Sen. James Risch of Idaho, the committee’s top Republican said: “How long is this going to go on?” in reference to the often slow-moving, off and on talks.

For the Biden administration, “we are prepared to get back into the JCPOA for as long as our assessment is that its nonproliferation benefits are worth the sanctions relief,” Malley responded.

Democratic lawmakers in support of the negotiation effort argued that giving up on peaceful pressure and negotiations now to move to military strikes against Iran’s nuclear program would be dangerous, and likely futile.

Sen. Tim Kaine, D-Virginia, urged US leaders to resist what he called the siren song of the option of Israeli warplanes to move against the nuclear targets of Iran, Israel’s top opponent.

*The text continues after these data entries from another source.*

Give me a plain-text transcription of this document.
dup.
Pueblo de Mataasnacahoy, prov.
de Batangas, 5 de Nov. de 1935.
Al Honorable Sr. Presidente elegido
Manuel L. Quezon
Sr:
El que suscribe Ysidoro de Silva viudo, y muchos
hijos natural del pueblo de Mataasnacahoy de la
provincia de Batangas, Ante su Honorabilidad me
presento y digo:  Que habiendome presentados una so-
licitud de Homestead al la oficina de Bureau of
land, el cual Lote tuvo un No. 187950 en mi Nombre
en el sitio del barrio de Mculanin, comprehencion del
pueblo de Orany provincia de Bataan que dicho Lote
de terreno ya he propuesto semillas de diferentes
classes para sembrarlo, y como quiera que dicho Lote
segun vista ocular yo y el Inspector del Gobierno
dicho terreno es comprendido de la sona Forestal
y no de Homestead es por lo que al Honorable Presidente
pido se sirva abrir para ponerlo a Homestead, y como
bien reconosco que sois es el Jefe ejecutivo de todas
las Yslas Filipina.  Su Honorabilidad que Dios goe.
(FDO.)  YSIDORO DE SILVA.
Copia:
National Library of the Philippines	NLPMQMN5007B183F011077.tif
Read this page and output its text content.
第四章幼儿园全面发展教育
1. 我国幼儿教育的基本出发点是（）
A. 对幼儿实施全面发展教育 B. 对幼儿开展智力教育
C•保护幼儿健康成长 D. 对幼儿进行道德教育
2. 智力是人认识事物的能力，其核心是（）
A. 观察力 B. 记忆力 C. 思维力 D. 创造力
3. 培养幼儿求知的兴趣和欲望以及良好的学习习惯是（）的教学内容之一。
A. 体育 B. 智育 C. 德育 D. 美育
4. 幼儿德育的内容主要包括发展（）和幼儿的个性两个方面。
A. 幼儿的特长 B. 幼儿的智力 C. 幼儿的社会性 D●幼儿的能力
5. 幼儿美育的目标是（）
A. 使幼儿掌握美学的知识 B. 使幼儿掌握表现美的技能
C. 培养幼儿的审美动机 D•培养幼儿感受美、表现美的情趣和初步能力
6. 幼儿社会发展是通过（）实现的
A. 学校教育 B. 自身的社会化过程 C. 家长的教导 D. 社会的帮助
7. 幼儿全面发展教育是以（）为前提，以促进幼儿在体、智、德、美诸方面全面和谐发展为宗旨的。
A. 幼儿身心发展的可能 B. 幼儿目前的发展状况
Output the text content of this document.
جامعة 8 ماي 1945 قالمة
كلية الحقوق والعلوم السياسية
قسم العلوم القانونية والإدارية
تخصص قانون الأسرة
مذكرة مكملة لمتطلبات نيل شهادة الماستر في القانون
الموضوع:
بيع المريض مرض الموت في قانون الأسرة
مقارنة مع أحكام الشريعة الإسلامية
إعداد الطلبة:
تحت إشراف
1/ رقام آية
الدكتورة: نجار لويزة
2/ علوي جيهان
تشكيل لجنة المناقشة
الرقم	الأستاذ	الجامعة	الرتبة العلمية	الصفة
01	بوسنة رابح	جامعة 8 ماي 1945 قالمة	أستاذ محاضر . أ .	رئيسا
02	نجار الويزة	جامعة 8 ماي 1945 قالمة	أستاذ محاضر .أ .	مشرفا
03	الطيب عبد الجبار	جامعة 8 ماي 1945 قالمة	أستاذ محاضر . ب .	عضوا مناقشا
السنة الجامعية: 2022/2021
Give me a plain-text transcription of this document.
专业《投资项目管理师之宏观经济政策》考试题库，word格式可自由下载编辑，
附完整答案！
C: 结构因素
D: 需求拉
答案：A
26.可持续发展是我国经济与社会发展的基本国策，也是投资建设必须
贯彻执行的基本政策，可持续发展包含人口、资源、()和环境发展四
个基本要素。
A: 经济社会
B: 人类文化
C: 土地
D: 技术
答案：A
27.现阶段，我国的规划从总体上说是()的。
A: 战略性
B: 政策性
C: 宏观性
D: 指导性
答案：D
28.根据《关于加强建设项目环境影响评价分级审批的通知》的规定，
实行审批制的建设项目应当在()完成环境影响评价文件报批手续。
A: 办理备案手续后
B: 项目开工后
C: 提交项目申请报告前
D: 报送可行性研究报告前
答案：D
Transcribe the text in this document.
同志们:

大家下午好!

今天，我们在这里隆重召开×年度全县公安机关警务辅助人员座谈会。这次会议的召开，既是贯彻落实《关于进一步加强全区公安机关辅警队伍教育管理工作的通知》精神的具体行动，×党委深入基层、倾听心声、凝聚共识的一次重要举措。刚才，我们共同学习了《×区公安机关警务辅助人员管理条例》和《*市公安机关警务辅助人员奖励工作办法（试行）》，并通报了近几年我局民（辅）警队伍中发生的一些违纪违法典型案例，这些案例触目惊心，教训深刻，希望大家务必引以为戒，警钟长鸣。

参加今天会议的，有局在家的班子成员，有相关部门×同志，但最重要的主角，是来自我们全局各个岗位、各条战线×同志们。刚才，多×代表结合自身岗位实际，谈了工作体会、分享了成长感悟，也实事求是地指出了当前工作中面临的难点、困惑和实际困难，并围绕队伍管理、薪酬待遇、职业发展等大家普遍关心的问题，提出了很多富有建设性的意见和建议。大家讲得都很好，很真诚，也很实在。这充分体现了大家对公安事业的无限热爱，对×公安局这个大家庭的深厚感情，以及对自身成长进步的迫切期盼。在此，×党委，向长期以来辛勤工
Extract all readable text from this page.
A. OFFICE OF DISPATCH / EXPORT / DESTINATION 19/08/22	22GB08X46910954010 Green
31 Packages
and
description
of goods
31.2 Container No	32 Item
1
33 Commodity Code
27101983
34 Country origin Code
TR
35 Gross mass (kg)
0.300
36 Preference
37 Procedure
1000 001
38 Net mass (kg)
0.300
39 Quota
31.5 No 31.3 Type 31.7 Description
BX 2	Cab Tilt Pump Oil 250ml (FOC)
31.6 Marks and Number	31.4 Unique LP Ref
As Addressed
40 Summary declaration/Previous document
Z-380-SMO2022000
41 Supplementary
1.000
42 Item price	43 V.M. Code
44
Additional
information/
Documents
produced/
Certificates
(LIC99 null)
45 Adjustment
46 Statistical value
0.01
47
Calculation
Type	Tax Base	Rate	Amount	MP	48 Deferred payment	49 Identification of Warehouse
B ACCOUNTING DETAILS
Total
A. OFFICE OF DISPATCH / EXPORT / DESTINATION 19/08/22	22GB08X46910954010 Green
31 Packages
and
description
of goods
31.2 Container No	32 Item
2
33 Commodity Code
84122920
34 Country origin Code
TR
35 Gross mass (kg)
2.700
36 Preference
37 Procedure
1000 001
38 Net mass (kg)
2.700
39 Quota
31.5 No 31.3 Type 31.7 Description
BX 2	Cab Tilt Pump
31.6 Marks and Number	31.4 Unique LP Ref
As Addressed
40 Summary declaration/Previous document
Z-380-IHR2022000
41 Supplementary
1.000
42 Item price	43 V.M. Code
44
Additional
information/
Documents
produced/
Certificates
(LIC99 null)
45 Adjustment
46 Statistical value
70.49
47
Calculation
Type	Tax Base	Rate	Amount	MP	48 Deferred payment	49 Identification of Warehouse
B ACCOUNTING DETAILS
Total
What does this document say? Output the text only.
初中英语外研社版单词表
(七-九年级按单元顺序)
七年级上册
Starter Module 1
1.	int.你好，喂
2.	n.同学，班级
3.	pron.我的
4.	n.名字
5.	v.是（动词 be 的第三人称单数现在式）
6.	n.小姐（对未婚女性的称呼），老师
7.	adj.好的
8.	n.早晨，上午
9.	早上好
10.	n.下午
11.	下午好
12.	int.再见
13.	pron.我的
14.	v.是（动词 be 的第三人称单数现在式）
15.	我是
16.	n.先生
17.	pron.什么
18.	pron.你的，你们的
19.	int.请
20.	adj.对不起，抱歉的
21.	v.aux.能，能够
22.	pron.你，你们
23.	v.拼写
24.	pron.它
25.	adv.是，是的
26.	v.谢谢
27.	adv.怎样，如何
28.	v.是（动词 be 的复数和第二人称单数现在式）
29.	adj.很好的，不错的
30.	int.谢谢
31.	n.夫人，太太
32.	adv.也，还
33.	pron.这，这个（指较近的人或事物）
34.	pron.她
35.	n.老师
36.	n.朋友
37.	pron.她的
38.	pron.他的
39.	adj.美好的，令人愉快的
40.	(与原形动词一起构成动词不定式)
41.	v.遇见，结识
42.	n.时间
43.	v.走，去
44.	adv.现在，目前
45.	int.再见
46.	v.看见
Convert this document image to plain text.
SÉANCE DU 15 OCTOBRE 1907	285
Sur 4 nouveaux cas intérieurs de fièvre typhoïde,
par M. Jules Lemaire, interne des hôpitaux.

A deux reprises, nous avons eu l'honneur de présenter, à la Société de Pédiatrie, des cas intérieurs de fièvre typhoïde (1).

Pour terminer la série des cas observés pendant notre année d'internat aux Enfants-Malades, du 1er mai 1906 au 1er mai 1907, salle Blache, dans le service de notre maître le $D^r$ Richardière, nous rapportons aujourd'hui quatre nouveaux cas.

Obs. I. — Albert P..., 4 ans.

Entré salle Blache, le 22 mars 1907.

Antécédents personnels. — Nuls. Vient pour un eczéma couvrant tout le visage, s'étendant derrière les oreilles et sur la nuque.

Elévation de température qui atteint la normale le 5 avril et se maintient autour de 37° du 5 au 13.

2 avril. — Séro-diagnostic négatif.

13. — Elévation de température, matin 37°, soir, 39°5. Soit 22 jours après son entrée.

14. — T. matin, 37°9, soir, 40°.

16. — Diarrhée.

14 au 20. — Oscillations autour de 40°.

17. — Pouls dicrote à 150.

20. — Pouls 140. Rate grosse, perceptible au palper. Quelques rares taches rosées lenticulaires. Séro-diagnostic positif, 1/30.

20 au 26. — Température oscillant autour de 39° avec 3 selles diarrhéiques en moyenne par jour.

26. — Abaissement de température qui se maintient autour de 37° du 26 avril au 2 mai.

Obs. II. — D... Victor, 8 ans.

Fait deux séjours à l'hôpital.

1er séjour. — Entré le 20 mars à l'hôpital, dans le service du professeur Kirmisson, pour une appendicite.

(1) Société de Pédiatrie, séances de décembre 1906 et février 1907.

“It’s difficult to bomb knowledge out of existence,” added Sen. Chris Murphy, D-Connecticut, suggesting Iran would only rebuild its program after strikes. “And the risk of spillover of a regional war is significant.”

Iran jumped back into building its nuclear capacity after Trump in 2018 pulled the US out of the international nuclear deal negotiated with the Obama administration.

The International Atomic Energy Agency said last week that Iran has amassed about 40 kilograms (about 90 pounds) of uranium enriched to 60 percent purity, a short, technical step away from weapons-grade levels.